Cloning, expression, and enzymatic characterization of Pseudomonas aeruginosa topoisomerase IV

Abstract

The topoisomerase IV subunit A gene, parC homolog, has been cloned and sequenced from Pseudomonas aeruginosa PAO1, with cDNA encoding the N-terminal region of Escherichia coli parC used as a probe. The homolog and its upstream gene were presumed to be parC and parE through sequence homology with the parC and parE genes of other organisms. The deduced amino acid sequence of ParC and ParE showed 33 and 32% identity with that of the P. aeruginosa DNA gyrase subunits, GyrA and GyrB, respectively, and 69 and 75% identity with that of E. coli ParC and ParE, respectively. The putative ParC and ParE proteins were overexpressed and separately purified by use of a fusion system with a maltose-binding protein, and their enzymatic properties were examined. The reconstituted enzyme had ATP-dependent decatenation activity, which is the main catalytic activity of bacterial topoisomerase IV, and relaxing activities but had no supercoiling activity. So, the cloned genes were identified as P. aeruginosa topoisomerase IV genes. The inhibitory effects of quinolones on the activities of topoisomerase IV and DNA gyrase were compared. The 50% inhibitory concentrations of quinolones for the decatenation activity of topoisomerase IV were from five to eight times higher than those for the supercoiling activities of P. aeruginosa DNA gyrase. These results confirmed that topoisomerase IV is less sensitive to fluoroquinolones than is DNA gyrase and may be a secondary target of new quinolones in wild-type P. aeruginosa.

FIG. 1

Restriction map of the parC and parE genes in P. aeruginosa PAO1 and alignment of plasmid clones. The parC and parE genes are indicated by shaded regions. Plasmid pPC6B (3.8-kb insert in pUC19) and plasmid pPC41 (2.0-kb insert in pUC19) were obtained by colony hybridization with the 0.6-kb probe encoding the N-terminus of E. coli parC. Plasmid pPC22, containing a 3.5-kb SphI insert, was isolated from a size-selected library with a 0.3-kb fragment (no. 414) as probe.

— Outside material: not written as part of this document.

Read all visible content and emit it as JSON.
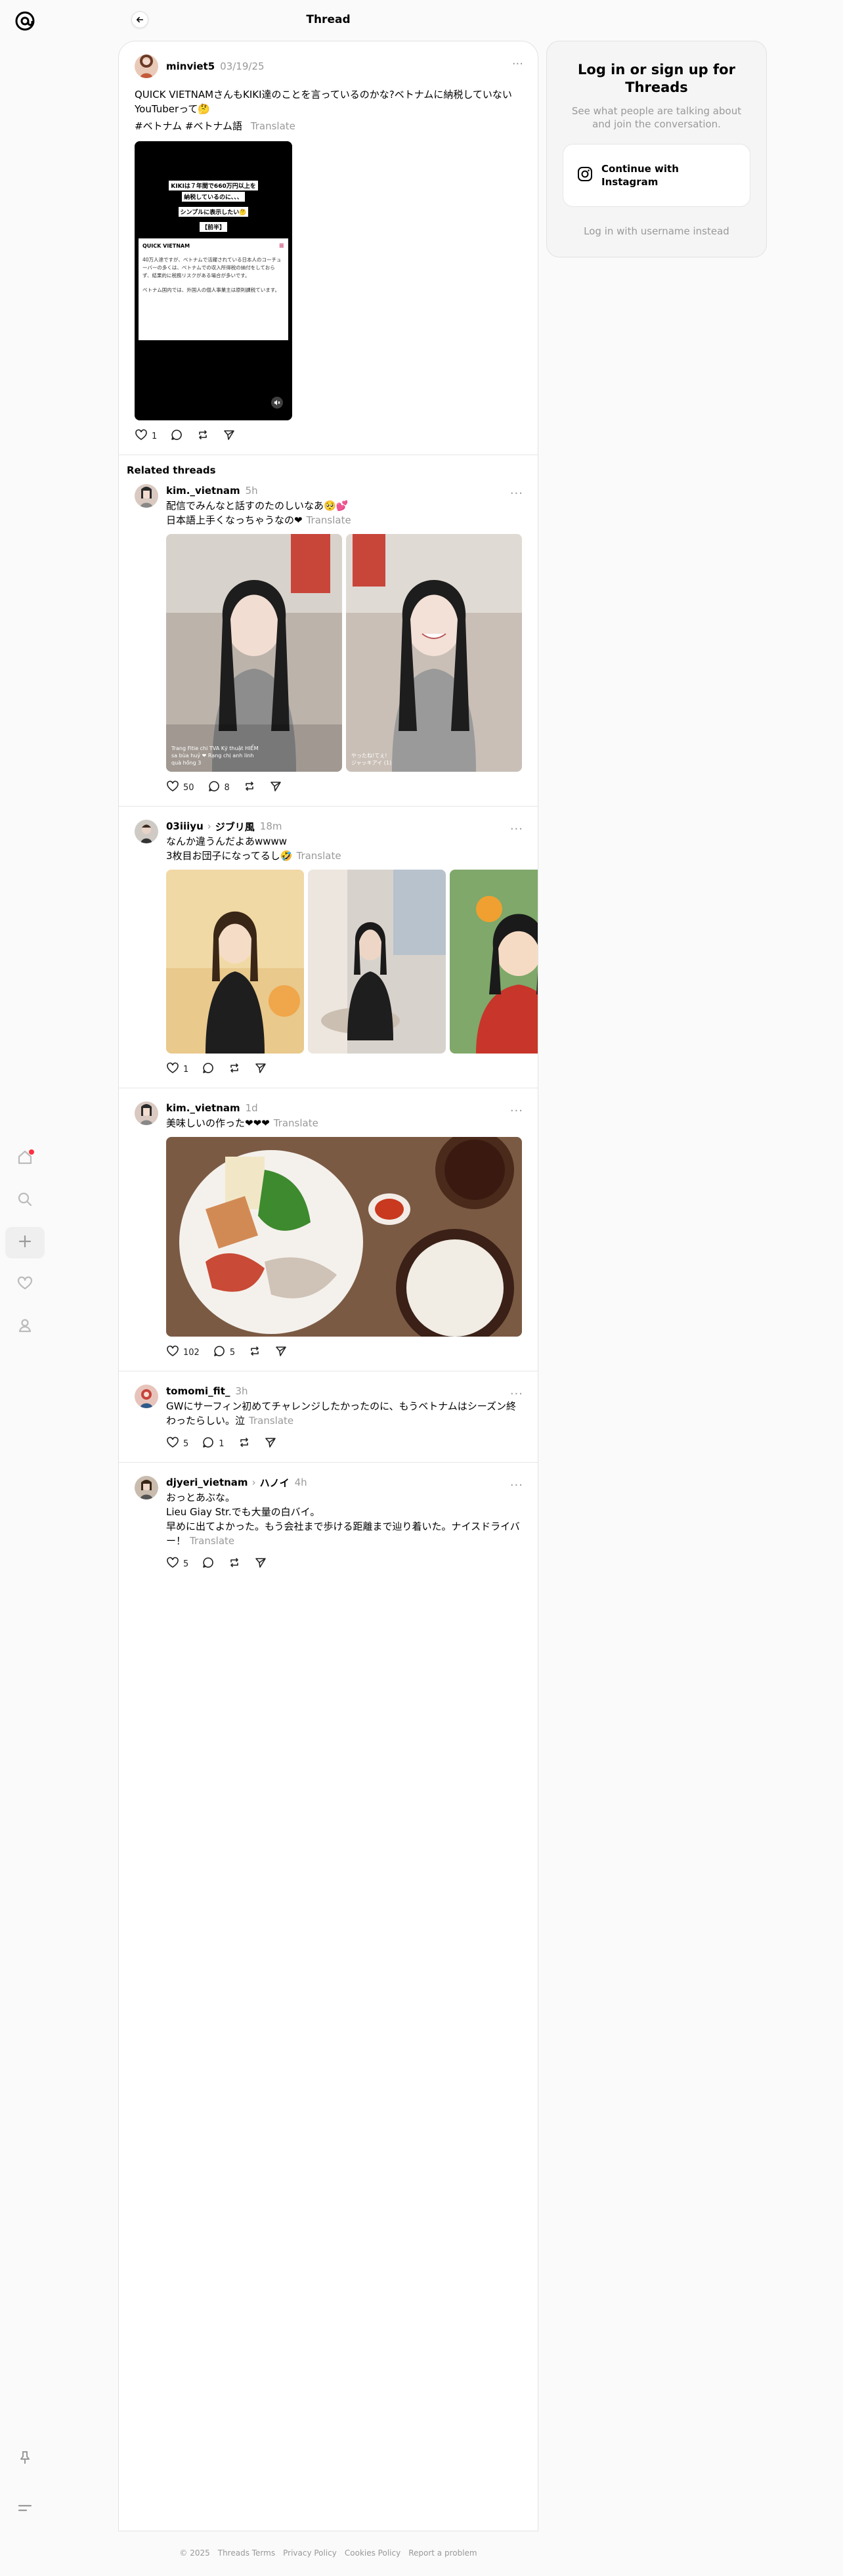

Plasmid pPEG1 was obtained by PCR of a 4.7-kb PstI fragment.

FIG. 2

Nucleotide sequence and deduced amino acid sequence of the P. aeruginosa parC region. A methionine initiation codon and putative −10 and −35 regions are shown by underlining. An asterisk indicates the translation stop codon.

FIG. 3

Nucleotide sequence and deduced amino acid sequence of the P. aeruginosa parE region. The P. aeruginosa parE nucleotide sequence is shown along with the predicted amino acid sequence. Symbols are the same as those defined for Fig. 2.

FIG. 4

SDS-polyacrylamide gel electrophoresis analysis of ParC and ParE. Proteins at various purification steps were electrophoresed in an SDS–12.5% polyacrylamide gel and stained with Coomassie brilliant blue. Lanes 1, soluble extracts from uninduced cells; lanes 2, soluble extracts from IPTG-induced cells, lanes 3, affinity-purified MBP-ParC or MBP-ParE protein; lanes 4, factor Xa digest of MBP-ParC or MBP-ParE.

FIG. 5

Topoisomerase IV activities of ParC and ParE proteins. Lane 1, P. aeruginosa ParC (1 U); lane 2, P. aeruginosa ParC (1 U) and P. aeruginosa ParE (1 U); lane 3, P. aeruginosa ParE (1 U); lane 4, P. aeruginosa ParC (1 U) and P. aeruginosa ParE (1 U) but with ATP omitted; lane 5, P. aeruginosa ParC (1 U) and E. coli ParE (1 U); lane 6, E. coli ParC (1 U) and P. aeruginosa ParE (1 U).

FIG. 6

Correlation between inhibition of topoisomerase IV and that of DNA gyrase. Abbreviations: STFX, sitafloxacin; CPFX, ciprofloxacin; SPFX, sparfloxacin; LVFX, levofloxacin; OFLX, ofloxacin.